[Guest]

You need to select one among p persons in a fair manner - i.e, probability of choosing any one should be 1/p. You have a fair coin at your disposal.

Assume p is not of the form 2^N for some positive N.

a. What will be your strategy for least number of coin tosses? What is this least number?

b. What will be the average number of coin tosses?

b. Can you solve for the generic case, where you have to choose one among p persons, assuming you have a rand() function that returns a random number between 1 to q with uniform probability?

[bonanova]

Write the number p in binary.

It will have n digits, where n = log₂(p).

Flip the coin n times, calling heads=1 and tails=0, to spell out a number.

Discard the result if the number is greater than p.

That gives a fair selection of numbers 1-p.

But it's probably not done with the fewest possible coin tosses.

This method avoids possibly throwing out a result.

Divide the interval [0,1] into p equal parts.

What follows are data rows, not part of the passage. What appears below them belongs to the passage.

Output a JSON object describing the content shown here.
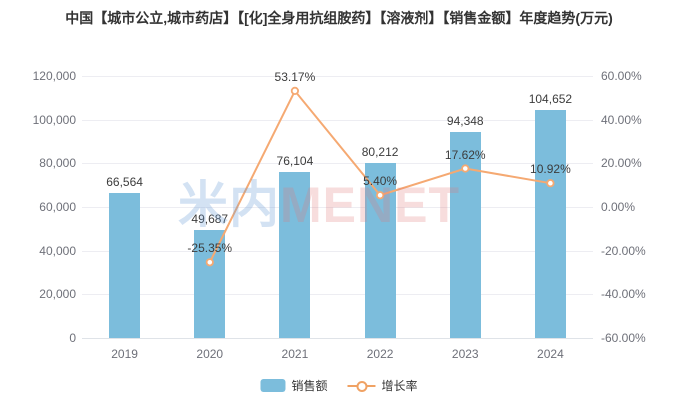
{
  "title": "中国【城市公立,城市药店】【[化]全身用抗组胺药】【溶液剂】【销售金额】年度趋势(万元)",
  "watermark": {
    "cn": "米内",
    "en": "MENET"
  },
  "legend": {
    "bar_label": "销售额",
    "line_label": "增长率"
  },
  "colors": {
    "bar": "#7cbddc",
    "line": "#f5a972",
    "marker_fill": "#ffffff",
    "grid": "#ededf2",
    "axis_line": "#dfe3e8",
    "axis_tick_text": "#6e7079",
    "data_label_text": "#3c3c3c",
    "title_text": "#333333",
    "watermark_cn": "rgba(110,160,214,0.30)",
    "watermark_en": "rgba(224,120,120,0.25)"
  },
  "chart_data": {
    "type": "bar",
    "subtype": "bar+line dual-axis combo",
    "title": "中国【城市公立,城市药店】【[化]全身用抗组胺药】【溶液剂】【销售金额】年度趋势(万元)",
    "categories": [
      "2019",
      "2020",
      "2021",
      "2022",
      "2023",
      "2024"
    ],
    "series": [
      {
        "name": "销售额",
        "type": "bar",
        "axis": "left",
        "values": [
          66564,
          49687,
          76104,
          80212,
          94348,
          104652
        ],
        "labels": [
          "66,564",
          "49,687",
          "76,104",
          "80,212",
          "94,348",
          "104,652"
        ]
      },
      {
        "name": "增长率",
        "type": "line",
        "axis": "right",
        "values": [
          null,
          -25.35,
          53.17,
          5.4,
          17.62,
          10.92
        ],
        "labels": [
          null,
          "-25.35%",
          "53.17%",
          "5.40%",
          "17.62%",
          "10.92%"
        ]
      }
    ],
    "left_axis": {
      "min": 0,
      "max": 120000,
      "interval": 20000,
      "tick_labels_top_to_bottom": [
        "120,000",
        "100,000",
        "80,000",
        "60,000",
        "40,000",
        "20,000",
        "0"
      ]
    },
    "right_axis": {
      "min": -60,
      "max": 60,
      "interval": 20,
      "tick_labels_top_to_bottom": [
        "60.00%",
        "40.00%",
        "20.00%",
        "0.00%",
        "-20.00%",
        "-40.00%",
        "-60.00%"
      ]
    },
    "grid": true,
    "legend_position": "bottom",
    "xlabel": "",
    "ylabel_left": "万元",
    "ylabel_right": "%"
  }
}
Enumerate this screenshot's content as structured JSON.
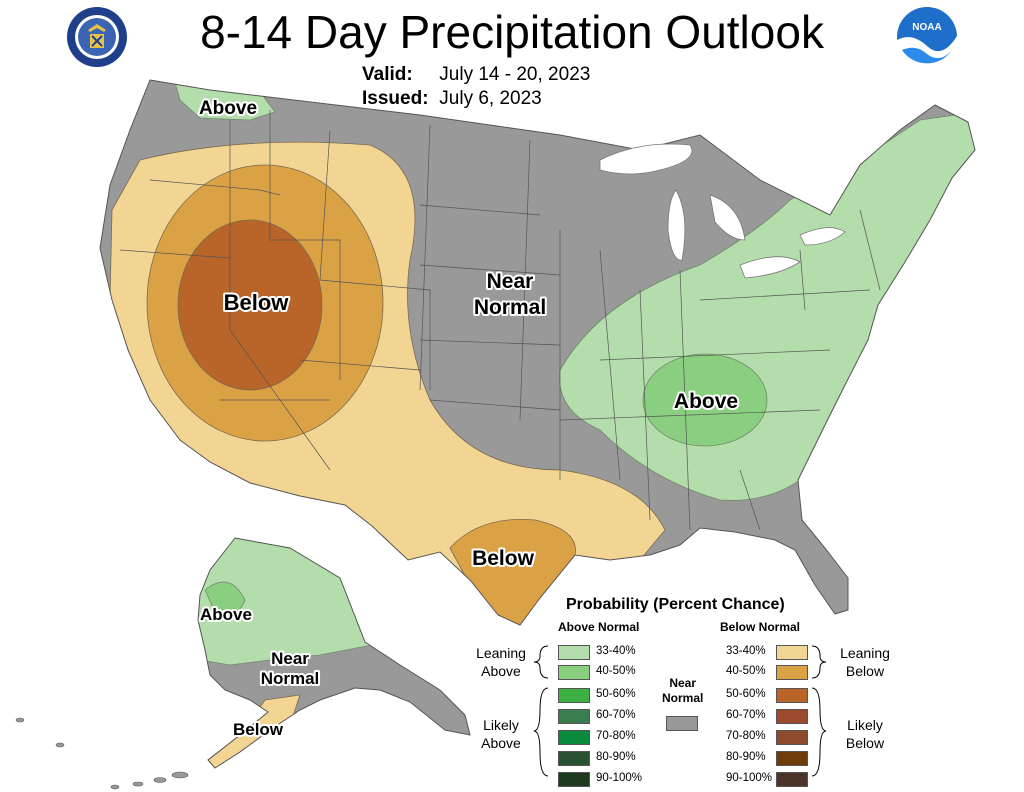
{
  "header": {
    "title": "8-14 Day Precipitation Outlook",
    "valid_label": "Valid:",
    "valid_value": "July 14 - 20, 2023",
    "issued_label": "Issued:",
    "issued_value": "July 6, 2023"
  },
  "logos": {
    "left": "doc-seal-icon",
    "right": "noaa-logo-icon"
  },
  "colors": {
    "above_33_40": "#b3ddaa",
    "above_40_50": "#89cf7f",
    "above_50_60": "#3cb043",
    "above_60_70": "#3b7d4f",
    "above_70_80": "#0a8a3c",
    "above_80_90": "#285232",
    "above_90_100": "#1d3a1f",
    "below_33_40": "#f2d593",
    "below_40_50": "#dba245",
    "below_50_60": "#b96428",
    "below_60_70": "#9c4a2d",
    "below_70_80": "#8e4b2e",
    "below_80_90": "#6e3b0a",
    "below_90_100": "#4d3428",
    "near_normal": "#999999"
  },
  "map_labels": {
    "nw_above": "Above",
    "west_below": "Below",
    "near_normal_line1": "Near",
    "near_normal_line2": "Normal",
    "east_above": "Above",
    "texas_below": "Below",
    "ak_above": "Above",
    "ak_near_line1": "Near",
    "ak_near_line2": "Normal",
    "ak_below": "Below"
  },
  "legend": {
    "title": "Probability (Percent Chance)",
    "above_header": "Above Normal",
    "below_header": "Below Normal",
    "near_line1": "Near",
    "near_line2": "Normal",
    "leaning_above": [
      "Leaning",
      "Above"
    ],
    "likely_above": [
      "Likely",
      "Above"
    ],
    "leaning_below": [
      "Leaning",
      "Below"
    ],
    "likely_below": [
      "Likely",
      "Below"
    ],
    "ranges": [
      "33-40%",
      "40-50%",
      "50-60%",
      "60-70%",
      "70-80%",
      "80-90%",
      "90-100%"
    ]
  }
}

The intervals are [0, 1/p), [1/p, 2/p), ... [(p-1)/p, p].

Find the number of digits in the binary representation of 1/p and toss the coin that many times.

The string of digits will define a number in [0, 1] with equal probability of falling in any of the p segments.

This produces a fair selection among p choices.

[Guest]

Write the number p in binary.

It will have n digits, where n = log₂(p).

Flip the coin n times, calling heads=1 and tails=0, to spell out a number.

Discard the result if the number is greater than p.

That gives a fair selection of numbers 1-p.

But it's probably not done with the fewest possible coin tosses.

This method avoids possibly throwing out a result.

Divide the interval [0,1] into p equal parts. The intervals are [0, 1/p), [1/p, 2/p), ... [(p-1)/p, p].

Find the number of digits in the binary representation of 1/p and toss the coin that many times.

The string of digits will define a number in [0, 1] with equal probability of falling in any of the p segments.

This produces a fair selection among p choices.

First one is correct (and that is the only method I know). I think the second one may not be a solution..

1/p in binary may not terminate.

[bushindo]

First one is correct (and that is the only method I know). I think the second one may not be a solution..

1/p in binary may not terminate.

Let me refine bonanova's approach a bit

Let head=1, tail = 0. Suppose that you flipped a coin three times, and the number x turn out as .101. If you continue flipping until infinity, the number x must belong in the interval [ .10100000000..., .1011111111111...], which has a width of 1/2ⁿ, n being the number of flips. So we revise bonanova's strategy as follow

1) Divide the interval into p parts [0, 1/p), [1/p, 2/p), ... [(p-1)/p ].

2) Flip the coin as many times as it takes. Update the value of x at every turn.

3) Stop flipping once the interval [x, x + 1/2ⁿ ] belongs entirely within one of the p intervals from part 1).

I'll work on the optimal part later. Need to do other work that actually paids for now.

Edited August 21, 2009 by bushindo

[bonanova]

I forgot to point out, so I will now, that the interval method permits one

to assign any desired weighted probability to each choice, in addition to

providing a fair choice.

[Guest]

Write the number p in binary.

It will have n digits, where n = log₂(p).

Flip the coin n times, calling heads=1 and tails=0, to spell out a number.

Discard the result if the number is greater than p.

That gives a fair selection of numbers 1-p.

But it's probably not done with the fewest possible coin tosses.

This method avoids possibly throwing out a result.

Divide the interval [0,1] into p equal parts. The intervals are [0, 1/p), [1/p, 2/p), ... [(p-1)/p, p].

Find the number of digits in the binary representation of 1/p and toss the coin that many times.

The string of digits will define a number in [0, 1] with equal probability of falling in any of the p segments.

This produces a fair selection among p choices.

I prefer the second method too.

In the first method, the probability of choosing one person out of p is not 1/p but 1/2ⁿ where n is the smallest number such that 2ⁿ is greater than p (mentioned by bonanova as discarding outputs greater than p).

[Guest]

This reminds me of that buffon's needle problem, but using buffon's needle for numbers this normal would be kind of hard.